Gibt es einen interkulturellen Austausch zwischen europäischen und maghrebinischen Autoren und wenn ja, in welcher Form findet dieser statt? Wie ist z.B. die Situation für Übersetzungen aus den jeweilig anderen Literaturen?

Kinzelbach: Auf maghrebinischer Seite sind eigentlich alle bedeutenden deutschen und französischen Autoren in Übersetzungen vorhanden, das Erscheinen von Gegenwartsliteratur erfolgt meist mit einer gewissen Verzögerung. Es gibt durchaus Kontakte zwischen Autoren aus unterschiedlichen Herkunftsländern, sei es über den PEN-Club oder über internationale Kongresse wie die „Frauenfelder Lyriktage“, bei denen alle bedeutenden Lyriker der Gegenwart vertreten waren. Nicht zu unterschätzen ist auch die Arbeit der Literaturhäuser. Allerdings kann man sich fragen, wieweit diese interkulturelle Arbeit zu tatsächlichem gegenseitigen Verständnis und Annäherung beiträgt. Von deutscher Seite aus erfolgt eine bestenfalls zögernde Annäherung an den Maghreb, was sich vielleicht dadurch erklären läßt, daß er exotistische Vorstellungen, Klischeebilder vom „Orient“ zu wenig bedient, zu wenig fremd ist, um Interessantes bieten zu können. Doch auch auf maghrebinischer Seite resultiert eine konfliktbeladene Haltung gegenüber dem Westen aus dem eigenen übersteigerten Wunschdenken und einer zu großen Erwartungshaltung.

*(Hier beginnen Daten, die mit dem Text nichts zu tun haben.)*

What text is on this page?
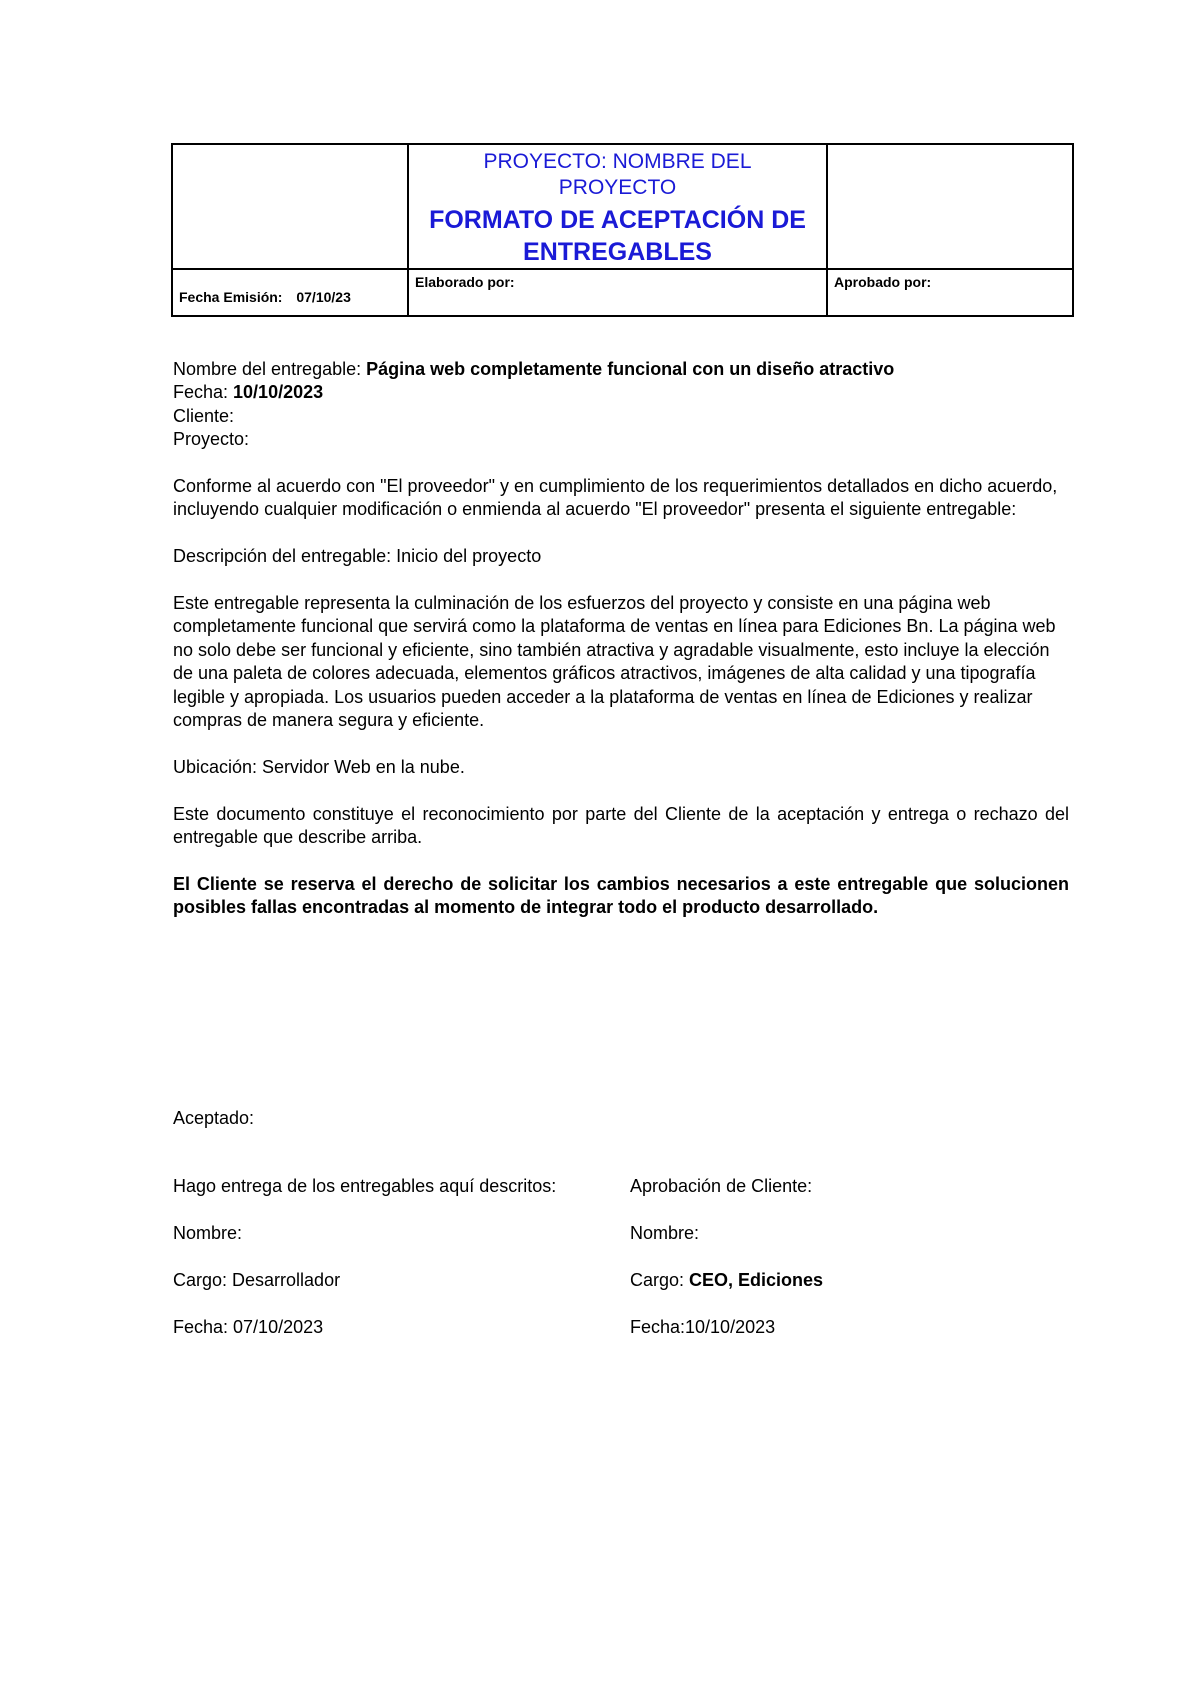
	PROYECTO: NOMBRE DEL PROYECTO
FORMATO DE ACEPTACIÓN DE ENTREGABLES	

Fecha Emisión: 07/10/23	Elaborado por:	Aprobado por:

Nombre del entregable: Página web completamente funcional con un diseño atractivo

Fecha: 10/10/2023

Cliente:

Proyecto:

Conforme al acuerdo con "El proveedor" y en cumplimiento de los requerimientos detallados en dicho acuerdo, incluyendo cualquier modificación o enmienda al acuerdo "El proveedor" presenta el siguiente entregable:

Descripción del entregable: Inicio del proyecto

Este entregable representa la culminación de los esfuerzos del proyecto y consiste en una página web completamente funcional que servirá como la plataforma de ventas en línea para Ediciones Bn. La página web no solo debe ser funcional y eficiente, sino también atractiva y agradable visualmente, esto incluye la elección de una paleta de colores adecuada, elementos gráficos atractivos, imágenes de alta calidad y una tipografía legible y apropiada. Los usuarios pueden acceder a la plataforma de ventas en línea de Ediciones y realizar compras de manera segura y eficiente.

Ubicación: Servidor Web en la nube.

Este documento constituye el reconocimiento por parte del Cliente de la aceptación y entrega o rechazo del entregable que describe arriba.

El Cliente se reserva el derecho de solicitar los cambios necesarios a este entregable que solucionen posibles fallas encontradas al momento de integrar todo el producto desarrollado.

Aceptado:
Hago entrega de los entregables aquí descritos:	Aprobación de Cliente:
Nombre:	Nombre:
Cargo: Desarrollador	Cargo: CEO, Ediciones
Fecha: 07/10/2023	Fecha:10/10/2023
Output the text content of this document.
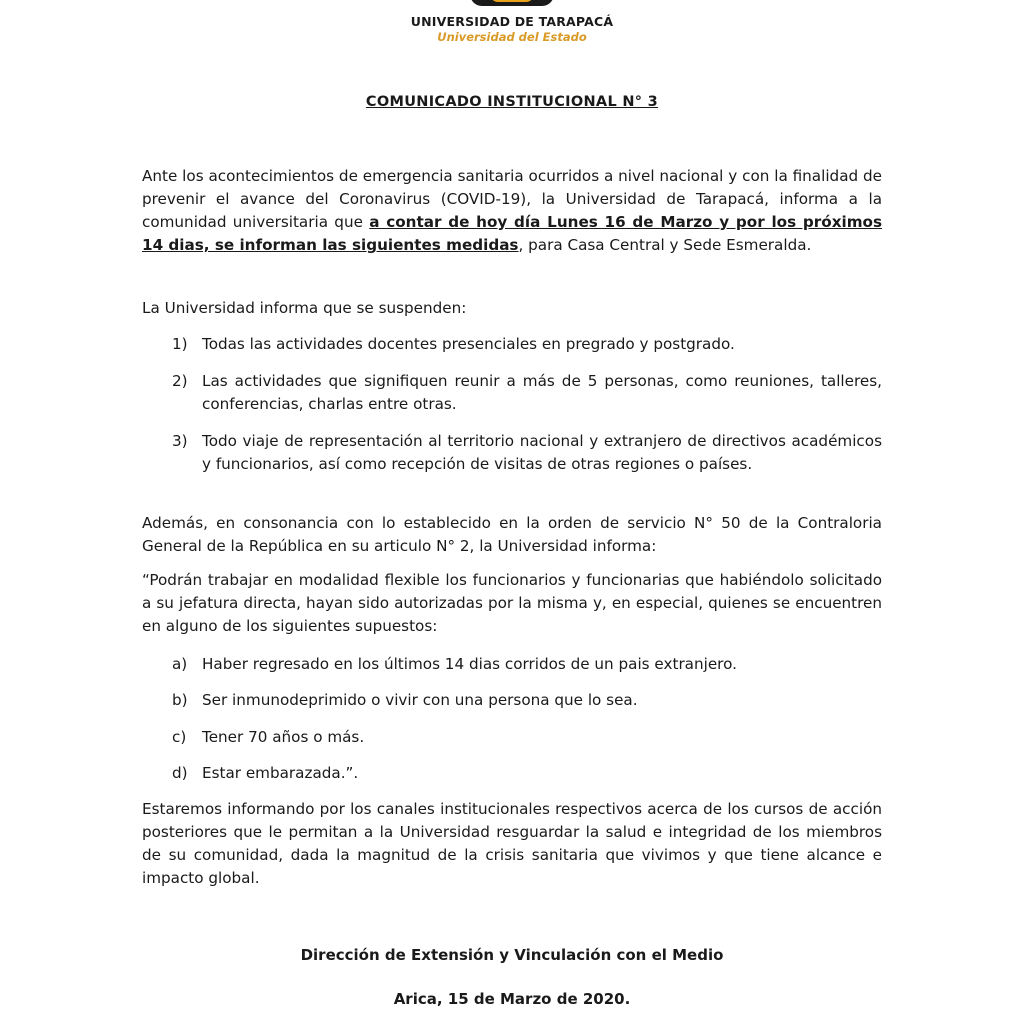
UNIVERSIDAD DE TARAPACÁ
Universidad del Estado
COMUNICADO INSTITUCIONAL N° 3
Ante los acontecimientos de emergencia sanitaria ocurridos a nivel nacional y con la finalidad de prevenir el avance del Coronavirus (COVID-19), la Universidad de Tarapacá, informa a la comunidad universitaria que a contar de hoy día Lunes 16 de Marzo y por los próximos 14 dias, se informan las siguientes medidas, para Casa Central y Sede Esmeralda.
La Universidad informa que se suspenden:
1) Todas las actividades docentes presenciales en pregrado y postgrado.
2) Las actividades que signifiquen reunir a más de 5 personas, como reuniones, talleres, conferencias, charlas entre otras.
3) Todo viaje de representación al territorio nacional y extranjero de directivos académicos y funcionarios, así como recepción de visitas de otras regiones o países.
Además, en consonancia con lo establecido en la orden de servicio N° 50 de la Contraloria General de la República en su articulo N° 2, la Universidad informa:
“Podrán trabajar en modalidad flexible los funcionarios y funcionarias que habiéndolo solicitado a su jefatura directa, hayan sido autorizadas por la misma y, en especial, quienes se encuentren en alguno de los siguientes supuestos:
a) Haber regresado en los últimos 14 dias corridos de un pais extranjero.
b) Ser inmunodeprimido o vivir con una persona que lo sea.
c)	Tener 70 años o más.
d) Estar embarazada.”.
Estaremos informando por los canales institucionales respectivos acerca de los cursos de acción posteriores que le permitan a la Universidad resguardar la salud e integridad de los miembros de su comunidad, dada la magnitud de la crisis sanitaria que vivimos y que tiene alcance e impacto global.
Dirección de Extensión y Vinculación con el Medio
Arica, 15 de Marzo de 2020.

Sie haben eben davon gesprochen, daß für die deutschen Leser der Maghreb zu wenig fremd sei. Wie ist denn die Rezeptionssituation in Deutschland, verglichen mit anderen europäischen Ländern und insbesondere natürlich Frankreich?

Kinzelbach: Verglichen mit dem europäischen Ausland ist die deutsche Rezeptionssituation für maghrebinische Literatur in der Tat schlecht. In Frankreich wird erwartungsgemäß besonders die frankophone maghrebinische Literatur zur Kenntnis genommen; die Rezeption arabophoner Texte erfolgt ungleich schlechter. Ein deutliches Beispiel für einen mit der und über die Sprache transportierten Kulturimperialismus bietet das Kindler Literatur Lexikon, das Boudjedras Die 1001 Jahre der Sehnsucht unter seinem französischen Titel (Les Mille et Une Années de la Nostalgie) aufführt, obwohl es zuerst auf arabisch erschien. Vorrangig werden frankophone Texte übersetzt, die Vermittlung arabophoner Werke ist ungleich schwieriger, was allerdings auch in den völlig unterschiedlichen Sprachstrukturen begründet ist: es ist sehr schwierig, bestimmte Sprachspiele zu übersetzen, ebenso wie die eher interkulturell zu nennende Übersetzung von symbolträchtigen Orten wie z.B. Mekka und den damit verbundenen religiösen Konnotationen oder dem letzten Tag des Ramadan, dessen Dimensionen als bedeutendes Volksfest hier kaum bekannt sind.

Interview Ester Kraus

Das Interview wurde leicht gekürtzt. Die vollständige Fassung können Sie nachlesen in: Zeichen & Wunder, Zeitschrift für Kulturaustausch Nr. 42, Oktober 2002.

Donata Kinzelbach studierte Komparatistik, Philosophie, Anglistik und Amerikanistik an der Johannes Gutenberg-Universität Mainz. 1986 gründete sie ihren „Verlag Donata Kinzelbach“, den einzigen auf maghrebinische Literatur spezialisierten Verlag Deutschlands. Außerdem arbeitet sie als freie Journalistin über den Maghreb und engagiert sich vielfältig für die Literatur und Kultur dieses Gebiets.